Figure 6. cAMP determination in cells coexpressing variable proportions of A_2A and A_2BARs.

(A) Stimulation of cAMP accumulation induced by 100 nM of the A_2B-selective partial agonist BAY60-6583 at HEK-A_2A cells transiently transfected with increasing amounts of cDNA for A_2BAR (0.25–1.5 µg). The basal cAMP level, i.e. HEK-A_2A cells only with medium but without the agonist, was set at 100%. The one-way ANOVA with Dunnett’s post-hoc test showed significant differences. ns: not significant, ^**p < 0.01 (n = 2, in triplicates). (B) Stimulation of cAMP accumulation induced by 100 nM of the A_2A-selective agonist CGS-21680 at HEK-A_2A cells transiently transfected with increasing amounts of cDNA for A_2BAR (0.25–1.5 µg). Basal cAMP, i.e.

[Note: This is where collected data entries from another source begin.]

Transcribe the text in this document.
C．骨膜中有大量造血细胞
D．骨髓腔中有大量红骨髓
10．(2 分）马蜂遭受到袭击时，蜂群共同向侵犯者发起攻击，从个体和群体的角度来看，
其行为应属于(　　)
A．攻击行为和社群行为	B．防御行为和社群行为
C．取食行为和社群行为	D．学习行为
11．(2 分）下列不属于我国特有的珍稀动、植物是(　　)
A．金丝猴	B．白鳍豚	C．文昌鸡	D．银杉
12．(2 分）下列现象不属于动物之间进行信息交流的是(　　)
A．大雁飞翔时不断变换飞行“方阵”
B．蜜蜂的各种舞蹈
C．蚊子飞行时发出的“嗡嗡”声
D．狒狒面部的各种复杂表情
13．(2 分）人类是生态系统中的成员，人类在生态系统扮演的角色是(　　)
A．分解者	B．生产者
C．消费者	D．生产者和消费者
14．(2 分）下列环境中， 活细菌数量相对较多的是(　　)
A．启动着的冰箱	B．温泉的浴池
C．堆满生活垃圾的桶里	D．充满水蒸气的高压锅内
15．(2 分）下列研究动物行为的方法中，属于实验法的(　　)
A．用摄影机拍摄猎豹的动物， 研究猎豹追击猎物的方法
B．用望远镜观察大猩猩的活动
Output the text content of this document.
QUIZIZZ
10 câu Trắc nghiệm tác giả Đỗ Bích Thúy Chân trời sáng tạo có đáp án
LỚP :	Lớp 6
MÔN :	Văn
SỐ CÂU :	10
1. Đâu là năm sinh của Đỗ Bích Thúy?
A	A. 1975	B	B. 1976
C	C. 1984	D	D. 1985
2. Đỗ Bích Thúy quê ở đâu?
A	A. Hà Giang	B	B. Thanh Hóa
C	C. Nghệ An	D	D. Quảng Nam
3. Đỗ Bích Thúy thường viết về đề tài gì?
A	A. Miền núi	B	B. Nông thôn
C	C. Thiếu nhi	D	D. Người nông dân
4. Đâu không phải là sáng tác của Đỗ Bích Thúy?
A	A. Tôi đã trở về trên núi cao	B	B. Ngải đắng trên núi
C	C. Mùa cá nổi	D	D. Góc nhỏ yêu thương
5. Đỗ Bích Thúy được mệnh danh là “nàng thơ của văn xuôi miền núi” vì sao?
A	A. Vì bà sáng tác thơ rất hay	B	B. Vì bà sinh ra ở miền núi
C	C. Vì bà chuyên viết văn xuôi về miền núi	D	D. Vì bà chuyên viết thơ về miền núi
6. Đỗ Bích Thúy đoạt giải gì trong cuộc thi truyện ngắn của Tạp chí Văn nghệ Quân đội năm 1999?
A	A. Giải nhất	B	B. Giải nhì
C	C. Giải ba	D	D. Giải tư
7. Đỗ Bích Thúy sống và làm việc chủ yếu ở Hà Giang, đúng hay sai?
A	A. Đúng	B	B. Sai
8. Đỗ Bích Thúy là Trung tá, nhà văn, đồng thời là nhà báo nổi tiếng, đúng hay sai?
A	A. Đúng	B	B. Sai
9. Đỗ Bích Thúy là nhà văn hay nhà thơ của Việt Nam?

HEK-A_2A cells only with medium but without the agonist, was set at 100%. The one-way ANOVA with Dunnett’s post-hoc test showed significant differences. ns: not significant, ^*p < 0.05, ^**p < 0.01 (n = 2, in triplicates). (C) Stimulation of cAMP accumulation induced by a combination of 100 nM of the A_2A-selective agonist CGS-21680 and of 100 nM of the A_2B-selective partial agonist BAY60-6583 at HEK-A_2A cells transiently transfected with with increasing amounts of cDNA for A_2BAR (0.25–1.5 µg). Basal cAMP, i.e. HEK-A_2A cells only with medium but without the agonist, was set at 100 %. The one-way ANOVA with Dunnett’s post-hoc test showed significant differences. ns: not significant, ^**p < 0.01 (n = 2, in triplicates).